En se retirant de l’accord céréalier en mer Noire le 17 juillet, la Russie a coupé la principale voie par laquelle les céréales ukrainiennes pouvaient sortir du pays. Elle les détruit désormais méthodiquement, en bombardant ses entrepôts de stockage.

Un bombardement russe sur un entrepôt de céréales pouvait être un hasard. Deux, une sacrée coïncidence. À trois et plus, il convient d’ouvrir les yeux : Moscou s’est engagée, depuis une semaine, dans une politique délibérée de destruction de ces produits de première nécessité et des moyens de les acheminer.

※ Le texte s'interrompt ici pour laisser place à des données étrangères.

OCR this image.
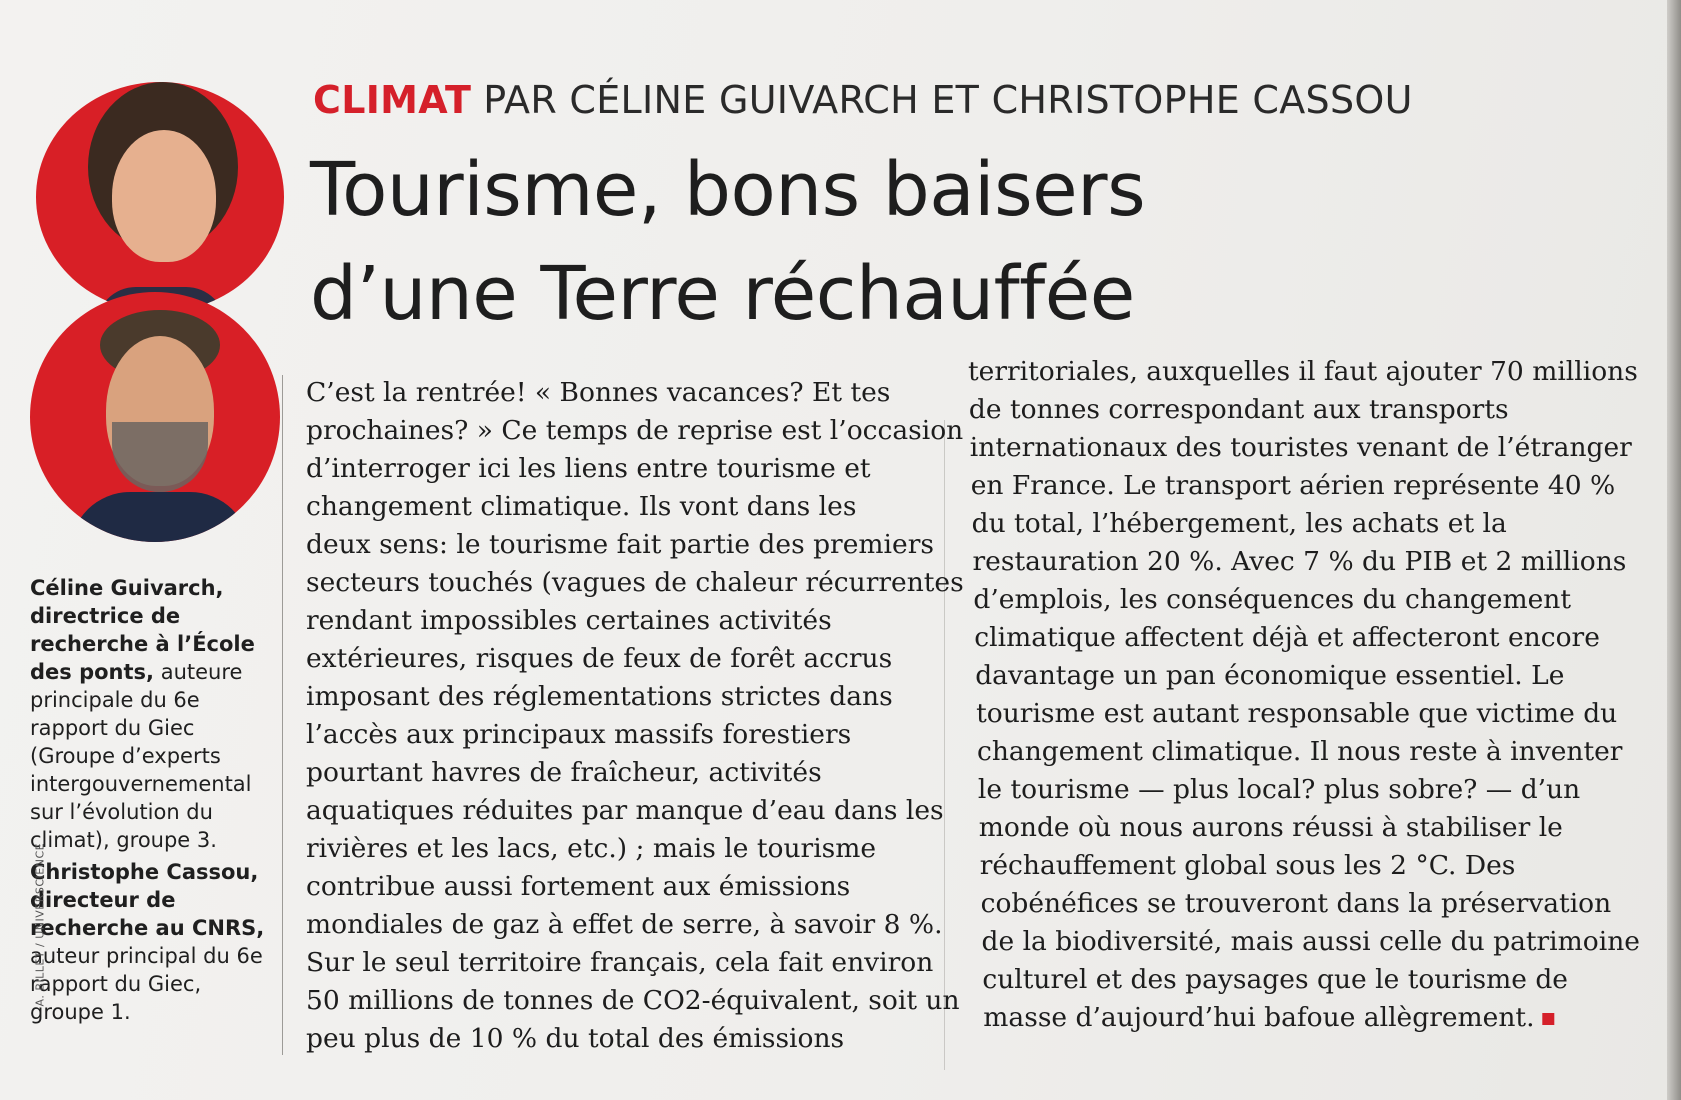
CLIMAT PAR CÉLINE GUIVARCH ET CHRISTOPHE CASSOU
Tourisme, bons baisers
d’une Terre réchauffée
Céline Guivarch, directrice de recherche à l’École des ponts, auteure principale du 6e rapport du Giec (Groupe d’experts intergouvernemental sur l’évolution du climat), groupe 3.
Christophe Cassou, directeur de recherche au CNRS, auteur principal du 6e rapport du Giec, groupe 1.
A. BILLET / UNIVERSCIENCE
C’est la rentrée! « Bonnes vacances? Et tes
prochaines? » Ce temps de reprise est l’occasion
d’interroger ici les liens entre tourisme et
changement climatique. Ils vont dans les
deux sens: le tourisme fait partie des premiers
secteurs touchés (vagues de chaleur récurrentes
rendant impossibles certaines activités
extérieures, risques de feux de forêt accrus
imposant des réglementations strictes dans
l’accès aux principaux massifs forestiers
pourtant havres de fraîcheur, activités
aquatiques réduites par manque d’eau dans les
rivières et les lacs, etc.) ; mais le tourisme
contribue aussi fortement aux émissions
mondiales de gaz à effet de serre, à savoir 8 %.
Sur le seul territoire français, cela fait environ
50 millions de tonnes de CO2-équivalent, soit un
peu plus de 10 % du total des émissions
territoriales, auxquelles il faut ajouter 70 millions
de tonnes correspondant aux transports
internationaux des touristes venant de l’étranger
en France. Le transport aérien représente 40 %
du total, l’hébergement, les achats et la
restauration 20 %. Avec 7 % du PIB et 2 millions
d’emplois, les conséquences du changement
climatique affectent déjà et affecteront encore
davantage un pan économique essentiel. Le
tourisme est autant responsable que victime du
changement climatique. Il nous reste à inventer
le tourisme — plus local? plus sobre? — d’un
monde où nous aurons réussi à stabiliser le
réchauffement global sous les 2 °C. Des
cobénéfices se trouveront dans la préservation
de la biodiversité, mais aussi celle du patrimoine
culturel et des paysages que le tourisme de
masse d’aujourd’hui bafoue allègrement.
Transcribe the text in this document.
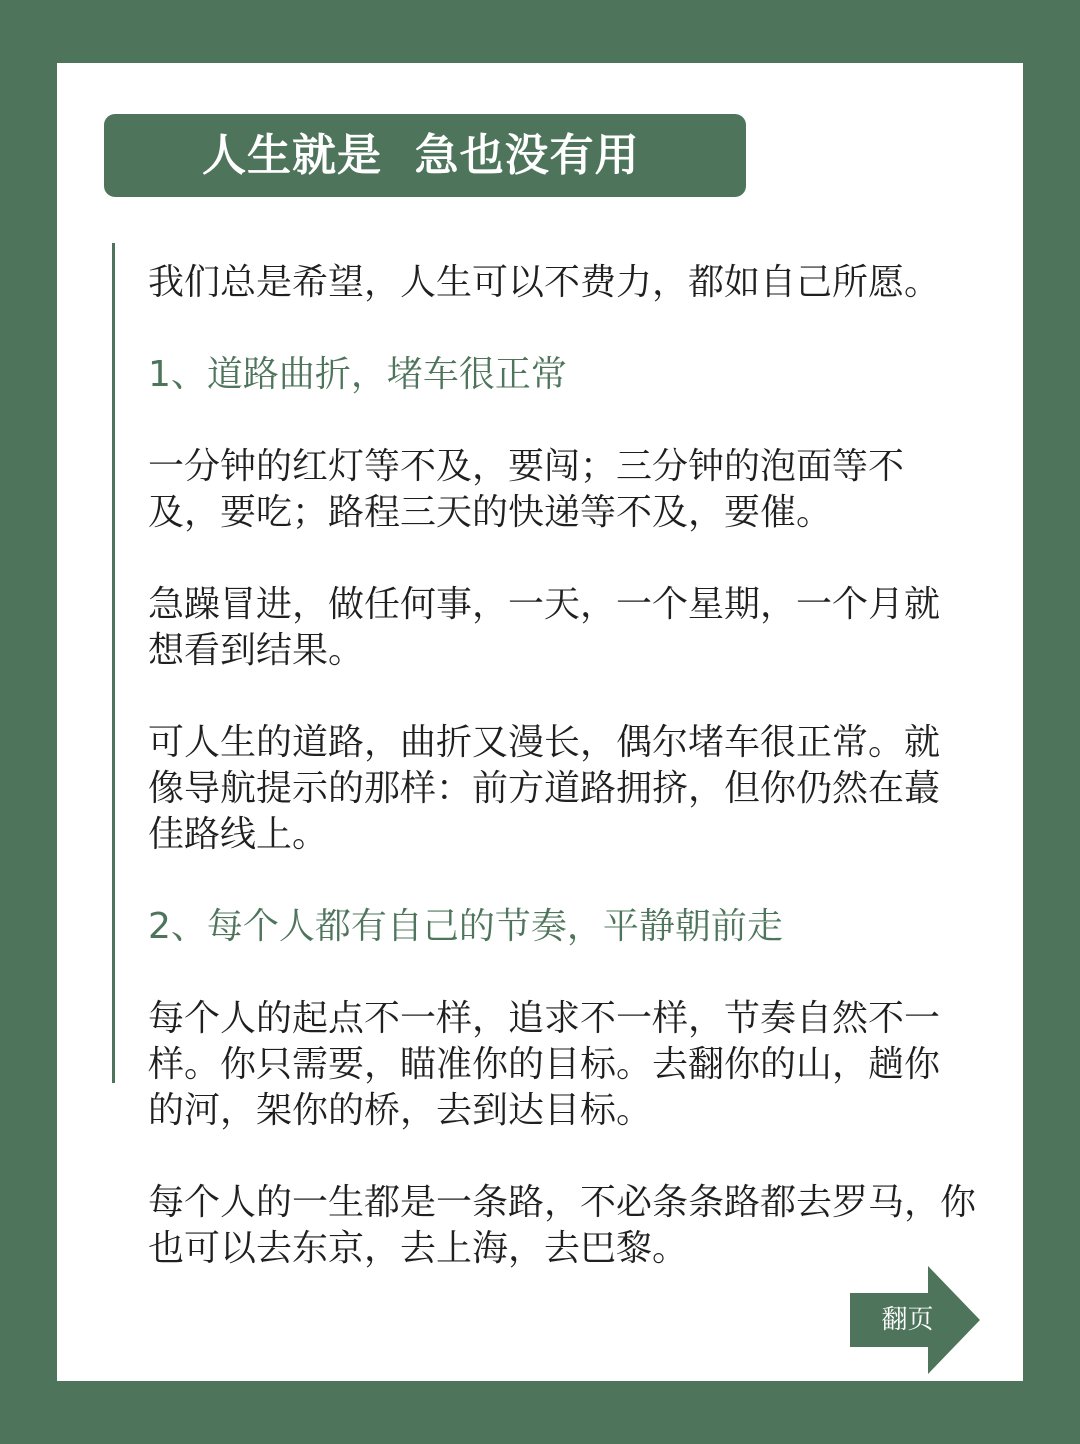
人生就是  急也没有用

我们总是希望，人生可以不费力，都如自己所愿。

1、道路曲折，堵车很正常

一分钟的红灯等不及，要闯；三分钟的泡面等不及，要吃；路程三天的快递等不及，要催。

急躁冒进，做任何事，一天，一个星期，一个月就想看到结果。

可人生的道路，曲折又漫长，偶尔堵车很正常。就像导航提示的那样：前方道路拥挤，但你仍然在蕞佳路线上。

2、每个人都有自己的节奏，平静朝前走

每个人的起点不一样，追求不一样，节奏自然不一样。你只需要，瞄准你的目标。去翻你的山，趟你的河，架你的桥，去到达目标。

每个人的一生都是一条路，不必条条路都去罗马，你也可以去东京，去上海，去巴黎。

翻页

Cette campagne de frappes a débuté juste après le retrait, par la Russie, de l’accord qui permettait à l’Ukraine, malgré la guerre, de continuer d’exporter ses céréales via la mer Noire – et donc de fournir les marchés mondiaux de maïs et de blé. Après avoir bloqué les céréales ukrainiennes, Moscou les brûle. Pourquoi, et avec quelles conséquences ? (...)

L’émotion provoquée le 23 juillet par la destruction partielle de la cathédrale d’Odessa, classée au patrimoine mondial de l’humanité, ferait presque oublier une autre victime des frappes russes de ces derniers jours sur le sud ukrainien : le secteur agricole du pays envahi en février 2022.

En une semaine, les forces armées russes ont bombardé un terminal céréalier et pétrolier du port d’Odessa, détruit des dizaines de milliers de tonnes de grains stockés dans le port de Chornomorsk (60 000 tonnes, selon le ministère ukrainien de l’agriculture), puis provoqué, par d’autres tirs de missiles, un important incendie ayant détruit « 100 tonnes de pois et 20 tonnes d’orge » (selon le commandement sud des forces armées ukrainiennes).

Moscou a « délibérément ciblé l’infrastructure de distribution des céréales », s’est indigné le président Volodymyr Zelensky. (...)

Le ministre russe de la défense jure n’avoir fait que viser des dépôts de carburant. Mais des sources non gouvernementales russes confirment cette volonté de cibler les infrastructures nécessaires à l’exportation de céréales via la mer Noire. (...)

« Le port d’Odessa se retire de l’accord sur les céréales », ont ironisé des comptes pro-guerre aux centaines de milliers de followers, en rediffusant des images de frappes et d’incendies ravageant les lieux.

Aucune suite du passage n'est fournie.